I think it should do the warning as I suggested in the isAssigned regions. And it should just do ‘default values’ on the outputs or last valid value (in case of cache it seems reasanoble)
The idea is not to use bypassing null values as a good practice, rather just to speed up development. But with the presence of a warning is quite possible and workable and in case of need.
I think overloading the Cache region with functionality is a controversial strategy, but it could work.
Verbosity sounds nice. We could even alow the user to specify a message. That way you’d see meaningful messages while debugging.
Maybe there could be even more helper nodes that help with developing.
Regions like IsAssigned actually do stuff and as byproduct can be helpful when debugging, but there might also be nodes that you only put in for debugging purposes.
Like double-click on a link and insert an Assert node where you can specify a value that you’d expect and a message that should appear when it’s not that value. The message could again be fed by the user in order to get the message on a higher level, make it more meaningful than “expected 0, actual value 1”. Same probabaly is true for IsAssigned.
In theory we could even show differenet warnings on different levels. On the node itself could be a different warning than one level outwards stackwise. The patch that has the node inside could show a different warning that has more context, but seldomly you’d be willing to enter all these messages.
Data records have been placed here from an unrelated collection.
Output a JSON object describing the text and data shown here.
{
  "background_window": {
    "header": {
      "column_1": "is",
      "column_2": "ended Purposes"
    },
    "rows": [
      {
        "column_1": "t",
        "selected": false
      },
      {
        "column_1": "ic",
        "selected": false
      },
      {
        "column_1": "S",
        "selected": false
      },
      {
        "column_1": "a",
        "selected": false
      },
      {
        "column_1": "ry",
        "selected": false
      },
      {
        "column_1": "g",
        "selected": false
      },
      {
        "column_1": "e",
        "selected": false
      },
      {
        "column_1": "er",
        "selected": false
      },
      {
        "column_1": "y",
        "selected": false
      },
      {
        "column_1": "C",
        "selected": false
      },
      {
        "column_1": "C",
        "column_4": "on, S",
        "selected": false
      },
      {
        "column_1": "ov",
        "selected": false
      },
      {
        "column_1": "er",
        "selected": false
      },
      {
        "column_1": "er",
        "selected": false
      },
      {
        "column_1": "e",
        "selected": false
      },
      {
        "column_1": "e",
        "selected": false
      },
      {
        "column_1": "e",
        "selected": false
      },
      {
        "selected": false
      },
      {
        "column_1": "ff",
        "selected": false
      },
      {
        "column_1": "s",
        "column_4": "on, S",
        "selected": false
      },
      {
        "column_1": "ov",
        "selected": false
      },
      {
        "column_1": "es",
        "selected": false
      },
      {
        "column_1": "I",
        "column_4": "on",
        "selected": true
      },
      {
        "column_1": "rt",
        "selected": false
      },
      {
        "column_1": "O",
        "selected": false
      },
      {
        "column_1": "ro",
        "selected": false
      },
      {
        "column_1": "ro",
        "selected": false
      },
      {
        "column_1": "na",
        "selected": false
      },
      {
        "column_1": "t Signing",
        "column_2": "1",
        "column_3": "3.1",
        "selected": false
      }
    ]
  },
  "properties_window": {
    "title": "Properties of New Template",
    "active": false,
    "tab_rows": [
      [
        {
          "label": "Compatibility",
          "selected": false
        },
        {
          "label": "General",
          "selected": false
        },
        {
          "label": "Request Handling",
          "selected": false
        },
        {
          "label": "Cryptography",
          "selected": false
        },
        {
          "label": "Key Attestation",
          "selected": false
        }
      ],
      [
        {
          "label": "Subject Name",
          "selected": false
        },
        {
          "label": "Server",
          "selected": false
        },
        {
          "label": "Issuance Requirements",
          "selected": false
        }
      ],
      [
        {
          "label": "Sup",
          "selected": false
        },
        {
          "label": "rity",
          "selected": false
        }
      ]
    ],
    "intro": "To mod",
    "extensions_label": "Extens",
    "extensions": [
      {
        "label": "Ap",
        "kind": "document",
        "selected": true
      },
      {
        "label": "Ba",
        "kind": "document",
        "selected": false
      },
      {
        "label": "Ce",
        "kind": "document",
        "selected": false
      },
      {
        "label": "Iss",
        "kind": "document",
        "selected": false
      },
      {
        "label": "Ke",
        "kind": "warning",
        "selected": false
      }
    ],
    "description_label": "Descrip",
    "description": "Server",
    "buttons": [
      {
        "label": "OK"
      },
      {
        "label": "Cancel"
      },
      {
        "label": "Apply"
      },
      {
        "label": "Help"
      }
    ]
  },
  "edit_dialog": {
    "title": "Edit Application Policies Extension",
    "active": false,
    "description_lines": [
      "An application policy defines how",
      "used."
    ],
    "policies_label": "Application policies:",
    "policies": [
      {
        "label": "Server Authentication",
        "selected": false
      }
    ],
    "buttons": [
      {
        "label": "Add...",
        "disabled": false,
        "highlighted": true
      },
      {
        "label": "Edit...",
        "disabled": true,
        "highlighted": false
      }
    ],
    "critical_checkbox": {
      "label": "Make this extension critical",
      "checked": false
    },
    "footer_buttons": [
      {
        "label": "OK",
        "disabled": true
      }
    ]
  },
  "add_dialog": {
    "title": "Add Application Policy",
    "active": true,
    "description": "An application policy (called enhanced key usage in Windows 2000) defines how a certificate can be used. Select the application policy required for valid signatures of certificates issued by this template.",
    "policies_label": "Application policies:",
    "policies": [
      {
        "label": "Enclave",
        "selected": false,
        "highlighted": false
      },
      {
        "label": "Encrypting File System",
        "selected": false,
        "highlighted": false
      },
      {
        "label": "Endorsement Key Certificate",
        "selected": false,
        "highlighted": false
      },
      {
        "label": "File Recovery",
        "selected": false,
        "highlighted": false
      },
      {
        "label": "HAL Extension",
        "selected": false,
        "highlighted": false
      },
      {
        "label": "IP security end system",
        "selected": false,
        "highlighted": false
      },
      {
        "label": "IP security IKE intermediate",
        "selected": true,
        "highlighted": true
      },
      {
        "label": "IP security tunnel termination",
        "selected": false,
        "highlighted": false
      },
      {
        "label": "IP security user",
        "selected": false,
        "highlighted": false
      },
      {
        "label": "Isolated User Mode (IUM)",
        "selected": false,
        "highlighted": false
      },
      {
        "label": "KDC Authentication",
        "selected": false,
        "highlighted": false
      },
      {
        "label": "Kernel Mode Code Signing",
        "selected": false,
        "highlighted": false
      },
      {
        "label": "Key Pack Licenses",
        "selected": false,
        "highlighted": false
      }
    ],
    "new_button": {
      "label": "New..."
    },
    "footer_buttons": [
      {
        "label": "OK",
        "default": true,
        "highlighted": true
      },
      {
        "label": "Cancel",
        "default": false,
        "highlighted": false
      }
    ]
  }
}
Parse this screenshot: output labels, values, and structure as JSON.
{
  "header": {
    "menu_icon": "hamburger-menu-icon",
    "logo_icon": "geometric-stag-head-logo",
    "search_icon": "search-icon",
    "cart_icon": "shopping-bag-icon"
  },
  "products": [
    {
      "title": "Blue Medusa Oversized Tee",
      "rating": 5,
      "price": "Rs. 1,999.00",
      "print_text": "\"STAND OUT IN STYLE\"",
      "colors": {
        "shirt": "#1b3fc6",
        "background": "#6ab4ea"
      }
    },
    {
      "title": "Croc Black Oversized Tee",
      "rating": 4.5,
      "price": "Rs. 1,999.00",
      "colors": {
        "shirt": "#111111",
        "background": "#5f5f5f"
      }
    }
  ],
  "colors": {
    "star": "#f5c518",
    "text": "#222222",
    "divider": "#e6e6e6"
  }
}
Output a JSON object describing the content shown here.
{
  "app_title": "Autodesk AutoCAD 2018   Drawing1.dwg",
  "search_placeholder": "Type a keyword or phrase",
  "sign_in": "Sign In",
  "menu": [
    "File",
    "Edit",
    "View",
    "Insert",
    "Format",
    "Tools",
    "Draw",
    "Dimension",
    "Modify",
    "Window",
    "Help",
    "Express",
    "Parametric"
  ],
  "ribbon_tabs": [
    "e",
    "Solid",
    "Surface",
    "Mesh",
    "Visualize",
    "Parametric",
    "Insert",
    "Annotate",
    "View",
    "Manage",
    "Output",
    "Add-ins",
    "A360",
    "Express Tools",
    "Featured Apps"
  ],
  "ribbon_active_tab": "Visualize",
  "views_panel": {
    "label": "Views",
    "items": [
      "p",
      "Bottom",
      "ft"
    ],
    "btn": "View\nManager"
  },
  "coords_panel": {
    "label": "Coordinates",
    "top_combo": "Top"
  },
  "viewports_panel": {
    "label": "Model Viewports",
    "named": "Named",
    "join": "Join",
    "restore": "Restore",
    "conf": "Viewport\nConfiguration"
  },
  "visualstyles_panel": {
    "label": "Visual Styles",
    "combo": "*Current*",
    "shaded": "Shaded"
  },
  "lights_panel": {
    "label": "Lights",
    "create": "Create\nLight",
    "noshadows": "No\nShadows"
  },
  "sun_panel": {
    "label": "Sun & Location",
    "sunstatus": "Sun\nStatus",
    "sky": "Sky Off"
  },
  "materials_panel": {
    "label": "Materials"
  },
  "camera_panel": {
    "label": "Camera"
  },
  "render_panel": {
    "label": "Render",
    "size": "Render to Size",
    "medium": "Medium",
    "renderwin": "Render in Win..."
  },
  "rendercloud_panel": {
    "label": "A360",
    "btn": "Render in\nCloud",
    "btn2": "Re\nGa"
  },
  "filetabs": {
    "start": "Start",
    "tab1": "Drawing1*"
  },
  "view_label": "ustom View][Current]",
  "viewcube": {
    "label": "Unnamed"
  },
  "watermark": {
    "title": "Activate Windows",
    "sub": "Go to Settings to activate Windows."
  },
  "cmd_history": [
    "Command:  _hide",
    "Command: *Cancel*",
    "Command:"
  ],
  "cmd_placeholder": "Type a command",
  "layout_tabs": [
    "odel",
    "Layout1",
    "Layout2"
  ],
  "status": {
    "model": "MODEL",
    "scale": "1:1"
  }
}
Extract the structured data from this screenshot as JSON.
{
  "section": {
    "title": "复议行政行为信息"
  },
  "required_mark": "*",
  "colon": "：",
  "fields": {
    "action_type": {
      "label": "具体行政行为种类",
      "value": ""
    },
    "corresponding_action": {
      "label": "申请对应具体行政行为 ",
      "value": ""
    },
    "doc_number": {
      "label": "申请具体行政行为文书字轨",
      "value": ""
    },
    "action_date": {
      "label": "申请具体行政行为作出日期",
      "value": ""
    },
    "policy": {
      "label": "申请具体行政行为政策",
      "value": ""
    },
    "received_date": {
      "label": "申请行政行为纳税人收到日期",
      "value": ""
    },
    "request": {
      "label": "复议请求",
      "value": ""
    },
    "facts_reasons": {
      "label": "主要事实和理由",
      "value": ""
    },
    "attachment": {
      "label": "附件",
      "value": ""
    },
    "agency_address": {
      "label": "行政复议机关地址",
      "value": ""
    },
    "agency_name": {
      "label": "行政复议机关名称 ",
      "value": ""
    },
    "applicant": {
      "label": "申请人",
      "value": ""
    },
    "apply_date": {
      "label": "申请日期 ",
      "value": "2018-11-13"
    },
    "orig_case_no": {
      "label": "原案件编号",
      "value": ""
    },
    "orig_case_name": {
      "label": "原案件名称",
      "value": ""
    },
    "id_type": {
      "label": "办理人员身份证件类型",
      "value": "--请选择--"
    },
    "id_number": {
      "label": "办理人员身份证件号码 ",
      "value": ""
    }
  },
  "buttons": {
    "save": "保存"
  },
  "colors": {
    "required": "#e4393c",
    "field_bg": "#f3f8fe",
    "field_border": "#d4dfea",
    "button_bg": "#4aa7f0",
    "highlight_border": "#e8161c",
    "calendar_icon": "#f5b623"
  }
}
Just saying it’s possible.
Here you see how the Warn node sends out the same message to all levels of the surrounding nodes/patches:
I don’t think the whole verbosity thing makes much sense, because it would require redesigning the way warnings are sent. The original node has “pre-recorded on create” messages, and making it ‘interactive’ would require just as much effort. I like it as it is, I’ve thought “I wish there was a node like this” a few times while patching.